You’ll walk out with a complete action plan for getting your advisory board together or to make your current board a bigger success. Go to NAPFA.advisoryboard.solutions. One day, October 15th, in Philadelphia can show you how to deepen your client relationships and engage them like never before. Having a conversation with some of your best clients may be the fastest way to referrals and more clients. Don’t miss this opportunity. Go to NAPFA.advisoryboard.solutions to sign up for this event today. That’s NAPFA.advisoryboard.solutions.

Now, Becoming Referable.

Steve:
Cheryl Holland, welcome to the Becoming Referable Podcast. Thanks for joining us.

Cheryl:     
Steve, thank you for inviting me.

Julie:  
Yeah, pleasure to have you here.

Steve:  
And so let’s just start with your client experience. You describe what you do at Abacus as having a team approach to servicing clients, and a lot of advisors say that, and in my observation a lot of the time it actually translates into different actual experiences and different ways of doing it. So could you describe for us what a team approach means to you?

Cheryl: 
Yes. Language is so important, and I know we’ve hired some individuals who would say to us, “Yes I love working on a team.” And what they meant was they love doing individual work and then having friends around.

Steve: 
Right.

Cheryl:     
That’s a great way to be. What we really mean is, we’re highly interdependent, both in how we support each other’s workload and each other’s learning curve, and mentoring up and down both ways, but also how we serve the client. And so, if you were to come in for a meeting this afternoon at the firm, you would walk in and your team leader, which is the individual with the most experience, typically on the financial planning side, your portfolio manager, a support advisor, and your operational support team member would all be ready to greet you.

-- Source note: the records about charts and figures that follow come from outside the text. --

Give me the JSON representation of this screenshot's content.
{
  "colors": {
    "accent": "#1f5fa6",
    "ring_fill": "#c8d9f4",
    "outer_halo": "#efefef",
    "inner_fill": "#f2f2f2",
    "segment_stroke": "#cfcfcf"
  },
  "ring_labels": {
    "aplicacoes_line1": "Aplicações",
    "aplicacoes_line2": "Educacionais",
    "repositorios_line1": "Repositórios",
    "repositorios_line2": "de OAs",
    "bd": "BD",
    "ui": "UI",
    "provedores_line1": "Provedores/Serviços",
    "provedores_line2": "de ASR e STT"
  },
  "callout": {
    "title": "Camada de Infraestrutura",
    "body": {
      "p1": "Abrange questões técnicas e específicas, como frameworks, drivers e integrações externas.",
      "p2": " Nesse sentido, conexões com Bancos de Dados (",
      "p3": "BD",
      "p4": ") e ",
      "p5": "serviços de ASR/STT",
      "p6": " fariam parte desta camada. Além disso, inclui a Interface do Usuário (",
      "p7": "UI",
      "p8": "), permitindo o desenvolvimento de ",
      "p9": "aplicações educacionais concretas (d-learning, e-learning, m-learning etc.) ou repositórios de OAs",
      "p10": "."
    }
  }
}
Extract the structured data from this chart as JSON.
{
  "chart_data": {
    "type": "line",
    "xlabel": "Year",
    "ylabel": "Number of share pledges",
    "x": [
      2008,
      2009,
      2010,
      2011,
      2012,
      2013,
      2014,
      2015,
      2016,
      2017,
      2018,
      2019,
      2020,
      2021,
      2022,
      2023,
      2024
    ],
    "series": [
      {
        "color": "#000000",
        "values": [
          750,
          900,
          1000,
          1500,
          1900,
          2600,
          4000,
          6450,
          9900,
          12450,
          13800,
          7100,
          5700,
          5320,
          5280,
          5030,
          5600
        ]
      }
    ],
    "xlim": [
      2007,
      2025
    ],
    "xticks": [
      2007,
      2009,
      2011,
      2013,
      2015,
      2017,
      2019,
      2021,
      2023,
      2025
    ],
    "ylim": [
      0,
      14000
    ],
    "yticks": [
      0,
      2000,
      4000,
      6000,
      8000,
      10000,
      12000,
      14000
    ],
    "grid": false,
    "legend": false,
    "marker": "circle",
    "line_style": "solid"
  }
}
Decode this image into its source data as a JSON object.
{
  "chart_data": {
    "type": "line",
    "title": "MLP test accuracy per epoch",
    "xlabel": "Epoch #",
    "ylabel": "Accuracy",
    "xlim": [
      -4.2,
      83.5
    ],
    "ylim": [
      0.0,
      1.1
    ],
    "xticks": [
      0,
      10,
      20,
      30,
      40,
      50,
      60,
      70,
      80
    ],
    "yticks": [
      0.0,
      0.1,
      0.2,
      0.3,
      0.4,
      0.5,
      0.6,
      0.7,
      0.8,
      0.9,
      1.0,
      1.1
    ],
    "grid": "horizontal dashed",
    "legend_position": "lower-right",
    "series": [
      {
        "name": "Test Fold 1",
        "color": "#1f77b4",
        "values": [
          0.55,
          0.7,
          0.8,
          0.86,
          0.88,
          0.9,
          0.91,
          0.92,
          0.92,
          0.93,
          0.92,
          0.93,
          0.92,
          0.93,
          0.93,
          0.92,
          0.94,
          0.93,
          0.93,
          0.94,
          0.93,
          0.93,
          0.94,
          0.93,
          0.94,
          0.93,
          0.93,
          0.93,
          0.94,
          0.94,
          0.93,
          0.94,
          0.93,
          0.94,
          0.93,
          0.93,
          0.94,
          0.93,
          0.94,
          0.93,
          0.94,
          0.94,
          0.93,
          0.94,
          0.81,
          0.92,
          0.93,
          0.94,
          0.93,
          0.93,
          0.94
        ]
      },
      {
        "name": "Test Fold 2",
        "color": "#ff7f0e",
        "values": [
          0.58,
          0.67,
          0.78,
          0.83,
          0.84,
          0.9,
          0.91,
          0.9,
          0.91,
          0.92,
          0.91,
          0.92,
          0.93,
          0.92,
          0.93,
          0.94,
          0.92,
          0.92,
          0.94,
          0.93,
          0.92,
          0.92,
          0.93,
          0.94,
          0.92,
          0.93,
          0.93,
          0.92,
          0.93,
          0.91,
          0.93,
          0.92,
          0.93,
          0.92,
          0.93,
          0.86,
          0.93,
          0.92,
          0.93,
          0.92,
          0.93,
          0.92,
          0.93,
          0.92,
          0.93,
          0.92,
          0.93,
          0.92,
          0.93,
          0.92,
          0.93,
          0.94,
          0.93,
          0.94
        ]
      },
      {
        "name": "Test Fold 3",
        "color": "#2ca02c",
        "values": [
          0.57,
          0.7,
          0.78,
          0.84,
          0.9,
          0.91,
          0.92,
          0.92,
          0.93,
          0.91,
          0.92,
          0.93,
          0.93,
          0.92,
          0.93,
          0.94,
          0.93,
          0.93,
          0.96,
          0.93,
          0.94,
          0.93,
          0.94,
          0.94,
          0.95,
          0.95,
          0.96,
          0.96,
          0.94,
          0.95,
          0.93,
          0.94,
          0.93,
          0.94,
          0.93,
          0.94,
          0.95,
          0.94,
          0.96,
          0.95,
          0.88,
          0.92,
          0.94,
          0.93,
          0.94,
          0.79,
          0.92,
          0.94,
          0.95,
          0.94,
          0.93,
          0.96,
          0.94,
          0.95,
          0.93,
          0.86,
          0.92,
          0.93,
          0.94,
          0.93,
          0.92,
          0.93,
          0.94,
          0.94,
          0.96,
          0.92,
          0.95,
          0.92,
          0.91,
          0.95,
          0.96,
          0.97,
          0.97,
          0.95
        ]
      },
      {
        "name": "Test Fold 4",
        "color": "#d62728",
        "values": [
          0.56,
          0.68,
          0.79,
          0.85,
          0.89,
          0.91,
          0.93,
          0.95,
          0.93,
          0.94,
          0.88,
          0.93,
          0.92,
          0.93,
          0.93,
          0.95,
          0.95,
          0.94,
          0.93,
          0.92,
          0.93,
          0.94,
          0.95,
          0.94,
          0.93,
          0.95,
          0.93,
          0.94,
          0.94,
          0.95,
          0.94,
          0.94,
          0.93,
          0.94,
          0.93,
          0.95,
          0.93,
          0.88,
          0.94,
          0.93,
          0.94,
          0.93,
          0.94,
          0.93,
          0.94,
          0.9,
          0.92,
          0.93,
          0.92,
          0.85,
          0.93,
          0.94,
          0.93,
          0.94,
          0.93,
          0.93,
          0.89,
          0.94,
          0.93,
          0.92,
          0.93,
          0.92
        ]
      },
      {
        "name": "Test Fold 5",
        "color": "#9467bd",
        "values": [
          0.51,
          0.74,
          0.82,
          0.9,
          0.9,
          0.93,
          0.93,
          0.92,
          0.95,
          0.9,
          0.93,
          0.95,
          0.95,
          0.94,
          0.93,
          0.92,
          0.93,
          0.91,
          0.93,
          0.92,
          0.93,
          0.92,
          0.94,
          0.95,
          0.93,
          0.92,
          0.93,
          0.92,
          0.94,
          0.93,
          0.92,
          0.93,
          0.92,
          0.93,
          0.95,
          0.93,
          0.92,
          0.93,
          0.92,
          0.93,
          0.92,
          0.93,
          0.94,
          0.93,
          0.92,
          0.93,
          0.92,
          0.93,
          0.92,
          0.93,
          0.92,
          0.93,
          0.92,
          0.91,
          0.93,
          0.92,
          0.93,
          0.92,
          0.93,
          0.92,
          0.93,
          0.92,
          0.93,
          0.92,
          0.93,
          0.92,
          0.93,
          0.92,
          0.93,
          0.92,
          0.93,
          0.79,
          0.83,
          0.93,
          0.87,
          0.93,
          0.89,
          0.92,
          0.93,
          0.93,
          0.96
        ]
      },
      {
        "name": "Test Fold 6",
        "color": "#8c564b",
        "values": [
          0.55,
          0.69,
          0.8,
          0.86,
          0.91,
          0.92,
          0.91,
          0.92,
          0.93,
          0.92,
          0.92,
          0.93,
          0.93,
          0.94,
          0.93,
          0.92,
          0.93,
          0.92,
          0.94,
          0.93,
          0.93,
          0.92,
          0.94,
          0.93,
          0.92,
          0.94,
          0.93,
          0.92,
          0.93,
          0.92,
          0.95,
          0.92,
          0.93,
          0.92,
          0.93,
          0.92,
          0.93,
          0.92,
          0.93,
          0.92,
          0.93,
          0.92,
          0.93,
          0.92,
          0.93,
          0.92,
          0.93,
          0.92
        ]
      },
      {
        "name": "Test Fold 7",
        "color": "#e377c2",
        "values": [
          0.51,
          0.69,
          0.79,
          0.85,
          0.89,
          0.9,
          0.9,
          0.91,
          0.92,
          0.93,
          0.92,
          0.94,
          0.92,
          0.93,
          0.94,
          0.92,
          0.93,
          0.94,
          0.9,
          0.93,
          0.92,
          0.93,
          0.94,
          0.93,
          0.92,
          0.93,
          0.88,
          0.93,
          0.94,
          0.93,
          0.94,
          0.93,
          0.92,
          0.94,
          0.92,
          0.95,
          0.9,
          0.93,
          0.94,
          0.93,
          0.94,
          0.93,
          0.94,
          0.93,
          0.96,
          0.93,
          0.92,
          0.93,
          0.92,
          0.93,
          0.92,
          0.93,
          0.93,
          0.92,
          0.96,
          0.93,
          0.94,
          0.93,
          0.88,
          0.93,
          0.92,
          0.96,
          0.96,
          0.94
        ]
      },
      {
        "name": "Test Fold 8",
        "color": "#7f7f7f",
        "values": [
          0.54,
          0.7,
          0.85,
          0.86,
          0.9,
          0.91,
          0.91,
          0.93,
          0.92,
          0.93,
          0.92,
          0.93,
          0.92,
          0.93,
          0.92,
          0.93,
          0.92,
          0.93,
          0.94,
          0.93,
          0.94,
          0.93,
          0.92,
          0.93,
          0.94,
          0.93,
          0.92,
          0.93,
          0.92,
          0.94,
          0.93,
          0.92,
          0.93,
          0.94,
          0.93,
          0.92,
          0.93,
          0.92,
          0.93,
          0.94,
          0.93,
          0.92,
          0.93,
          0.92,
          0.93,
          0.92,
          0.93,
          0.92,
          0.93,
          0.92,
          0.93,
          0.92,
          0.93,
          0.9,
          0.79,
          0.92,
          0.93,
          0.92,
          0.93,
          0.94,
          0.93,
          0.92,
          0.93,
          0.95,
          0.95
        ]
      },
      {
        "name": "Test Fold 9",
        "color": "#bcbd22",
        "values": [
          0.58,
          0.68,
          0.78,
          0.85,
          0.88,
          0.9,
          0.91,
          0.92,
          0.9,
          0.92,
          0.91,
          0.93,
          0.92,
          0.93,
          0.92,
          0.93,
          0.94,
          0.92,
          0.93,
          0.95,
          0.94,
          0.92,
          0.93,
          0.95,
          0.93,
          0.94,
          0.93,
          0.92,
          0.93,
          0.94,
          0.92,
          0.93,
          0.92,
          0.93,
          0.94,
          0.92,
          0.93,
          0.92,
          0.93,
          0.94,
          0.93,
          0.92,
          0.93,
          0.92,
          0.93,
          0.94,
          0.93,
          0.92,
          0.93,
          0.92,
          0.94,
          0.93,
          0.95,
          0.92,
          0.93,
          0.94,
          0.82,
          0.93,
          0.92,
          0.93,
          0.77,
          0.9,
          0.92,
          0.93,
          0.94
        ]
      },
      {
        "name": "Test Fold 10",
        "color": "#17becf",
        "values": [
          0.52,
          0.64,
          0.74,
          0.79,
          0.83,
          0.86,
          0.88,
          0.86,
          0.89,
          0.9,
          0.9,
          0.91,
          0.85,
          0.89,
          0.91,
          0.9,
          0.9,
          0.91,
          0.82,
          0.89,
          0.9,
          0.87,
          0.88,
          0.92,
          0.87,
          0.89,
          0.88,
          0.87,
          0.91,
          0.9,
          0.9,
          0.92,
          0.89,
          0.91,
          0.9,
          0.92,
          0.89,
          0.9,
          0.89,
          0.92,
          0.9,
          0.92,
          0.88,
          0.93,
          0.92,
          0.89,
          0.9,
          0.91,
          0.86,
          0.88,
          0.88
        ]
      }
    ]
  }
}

We would typically walk in as a group, shake hands, even if everyone is not going to be in the meeting, so you always have the faces to go with the names that you’re working with, sometimes, routinely, throughout the year. Clients pretty quickly orient to a favorite person on the team, so even if you’re the portfolio manager, you might field calls that have to do with a tax issue, and you have to quickly learn how to toss the ball appropriately and respectfully to that other team member who can really answer the question.

That allows the client – sometimes if we have a couple, they individually may relate better to one or another person on the team, not necessarily to the same person. So, it gives a lot of depth to the team. When you’re on vacation you’re not worried about what’s going to happen while you’re gone. As you all may know, we have a month-long sabbatical every five years. Again, you go with freedom and enjoyment knowing you’re coming back to a clean desk, or as clean as you may have left it.

It brings a rich set of information to the client in terms of technical expertise, where we’re all generalists at some level at what we do in financial advising. You will have someone who has a lot of tax experience, perhaps, on a team, if that client needs that, someone who has more experience in fixed income if that portfolio needs that, so we tailor that group.

And recently, as I’ve gotten older and the gray hairs are starting to show, and clients begin to say to me, “What are your plans?” I can say, “Hey, we purposely populated your team with these different age demographics.” And they go, “Oh, yeah, I’ve got someone in their 50s, someone in their 40s, someone in their 20s. I feel good about that.”

So, it has multiple purposes when you say there’s a team serving a client. There’s the technical experiences. There’s the personality connection. There’s the depth of bench, when someone’s not in the office, the client doesn’t worry about that. There’s the long-term plan they can see. In this organization, they can be there for their life and not have to worry about their own future, and a new advisor at 85.